5 - for a span of about sixteen hours, the number of adults present to wrangle seven children. (See 7. And 10) Those few hours nearly killed me. (See 1)

6 - the first number on the clock when Lumpyhead decided to wake up every morning at the beach. I realize that to some of you this doesn’t seem like a very big deal, but for a mother whose child usually sleeps until 8, often 9, this is a Very. Big. Deal. I don’t know why Lumpyhead decides he must wake up at the ass-crack of dawn only when we’re on vacation - it may have something to do with his room at home being very dark - but it bites the big one in my view. (If your child usually wakes up at 6, and you’re busy rolling your eyes at me right now, imagine what it would be like if your child decided to wake up at 3am when you went on vacation. Go ahead, imagine. [pause.] See? So there.)

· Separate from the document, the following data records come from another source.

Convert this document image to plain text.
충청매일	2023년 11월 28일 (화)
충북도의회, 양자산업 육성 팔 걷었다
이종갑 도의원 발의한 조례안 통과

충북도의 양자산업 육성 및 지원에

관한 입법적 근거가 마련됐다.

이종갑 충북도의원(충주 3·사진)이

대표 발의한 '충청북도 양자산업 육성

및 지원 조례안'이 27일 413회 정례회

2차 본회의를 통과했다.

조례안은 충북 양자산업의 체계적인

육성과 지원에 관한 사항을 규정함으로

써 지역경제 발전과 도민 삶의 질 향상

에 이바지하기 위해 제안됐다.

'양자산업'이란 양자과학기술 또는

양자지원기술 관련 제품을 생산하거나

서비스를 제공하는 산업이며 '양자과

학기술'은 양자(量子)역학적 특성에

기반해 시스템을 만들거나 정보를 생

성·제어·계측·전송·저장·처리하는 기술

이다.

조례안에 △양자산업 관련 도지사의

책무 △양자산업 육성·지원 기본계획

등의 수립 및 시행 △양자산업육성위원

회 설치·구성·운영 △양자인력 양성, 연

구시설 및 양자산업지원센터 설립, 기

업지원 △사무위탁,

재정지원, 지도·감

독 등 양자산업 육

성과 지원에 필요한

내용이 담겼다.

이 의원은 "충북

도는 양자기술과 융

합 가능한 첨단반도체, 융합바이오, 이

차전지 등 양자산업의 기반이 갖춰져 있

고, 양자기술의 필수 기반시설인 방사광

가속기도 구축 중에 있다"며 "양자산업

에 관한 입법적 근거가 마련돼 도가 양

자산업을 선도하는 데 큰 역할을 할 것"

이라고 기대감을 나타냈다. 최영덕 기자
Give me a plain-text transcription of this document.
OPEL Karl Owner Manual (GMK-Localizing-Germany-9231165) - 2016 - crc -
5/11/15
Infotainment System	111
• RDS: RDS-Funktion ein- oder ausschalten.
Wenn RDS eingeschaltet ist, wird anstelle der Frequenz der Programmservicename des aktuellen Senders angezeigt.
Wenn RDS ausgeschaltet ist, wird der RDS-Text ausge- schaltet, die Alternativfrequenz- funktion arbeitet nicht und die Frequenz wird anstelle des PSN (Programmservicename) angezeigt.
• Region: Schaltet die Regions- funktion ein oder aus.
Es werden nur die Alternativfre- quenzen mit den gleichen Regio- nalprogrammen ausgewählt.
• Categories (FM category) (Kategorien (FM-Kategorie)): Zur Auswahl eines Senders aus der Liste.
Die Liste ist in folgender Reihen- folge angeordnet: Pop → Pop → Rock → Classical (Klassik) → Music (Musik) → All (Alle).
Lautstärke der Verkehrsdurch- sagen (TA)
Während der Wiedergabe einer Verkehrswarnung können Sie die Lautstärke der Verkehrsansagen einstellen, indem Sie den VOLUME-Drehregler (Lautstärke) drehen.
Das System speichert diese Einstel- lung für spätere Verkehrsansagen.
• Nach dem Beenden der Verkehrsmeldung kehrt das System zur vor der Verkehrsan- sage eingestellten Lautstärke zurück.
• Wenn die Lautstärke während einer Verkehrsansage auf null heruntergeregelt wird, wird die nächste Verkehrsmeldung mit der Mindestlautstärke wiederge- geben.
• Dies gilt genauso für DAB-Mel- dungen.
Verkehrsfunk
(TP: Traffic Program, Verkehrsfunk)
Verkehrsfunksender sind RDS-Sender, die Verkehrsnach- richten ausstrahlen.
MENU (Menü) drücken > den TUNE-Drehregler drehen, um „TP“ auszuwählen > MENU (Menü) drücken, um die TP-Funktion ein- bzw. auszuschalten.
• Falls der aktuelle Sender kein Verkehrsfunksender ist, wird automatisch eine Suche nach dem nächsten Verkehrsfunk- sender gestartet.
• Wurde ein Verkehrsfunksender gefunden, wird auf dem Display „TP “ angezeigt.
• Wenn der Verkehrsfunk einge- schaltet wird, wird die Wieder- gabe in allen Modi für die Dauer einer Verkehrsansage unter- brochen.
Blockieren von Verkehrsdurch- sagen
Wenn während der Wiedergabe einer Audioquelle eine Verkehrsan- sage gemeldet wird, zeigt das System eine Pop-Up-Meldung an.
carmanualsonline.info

7 - number of children between the ages of four and seven months at the beach house. Behold:
Front Row: me, Lumpyhead, Aunt Bob's Little Guy, Lula, Aunt Bob and Claudia
Middle: Squeak and his little brother Jumbo (they are 14 months apart, Jumbo is about five months older than Lumpyhead)
Back: Sarah and Ian

8 - number of adults we planned on having at the beach house. (Gabe couldn’t make it. Booooo.)

9 - number of adults we should have had at the beach house, at all times. At least.

10 -the number of hours Bump drove to attend a preschool orientation meeting in the middle of the week. (Yeah, I thought he was crazy, too, mostly because it meant that he left me to deal with our two yowling children in an unfamiliar environment. Thank God there were other parents there, or I would have lost my damn mind.) Bump felt it was important he attend this meeting, so he drove back to DC on Thursday and took Peter with him. We managed not to burn the house down while they were gone, but that’s all I’m gonna say about it. At least Bump came back; Peter didn’t.

23 - number of dollars per hour the babysitting service would have charged to watch all seven kids. The service we never used. The service we will use, as God is my witness, next year.

37 (approx.) - number of times Lumpyhead asked for Yo Gabba Gabba between the moment the Goon Squad left with the DVD and the moment we were able to fire up the show on our Tivo.

220 (approx.) - the number of times Lumpyhead has asked for Yo Gabba Gabba since we showed him it was available on his very own TV.

298 - number of pictures I took on our hectic, hysterical, very fun vacation.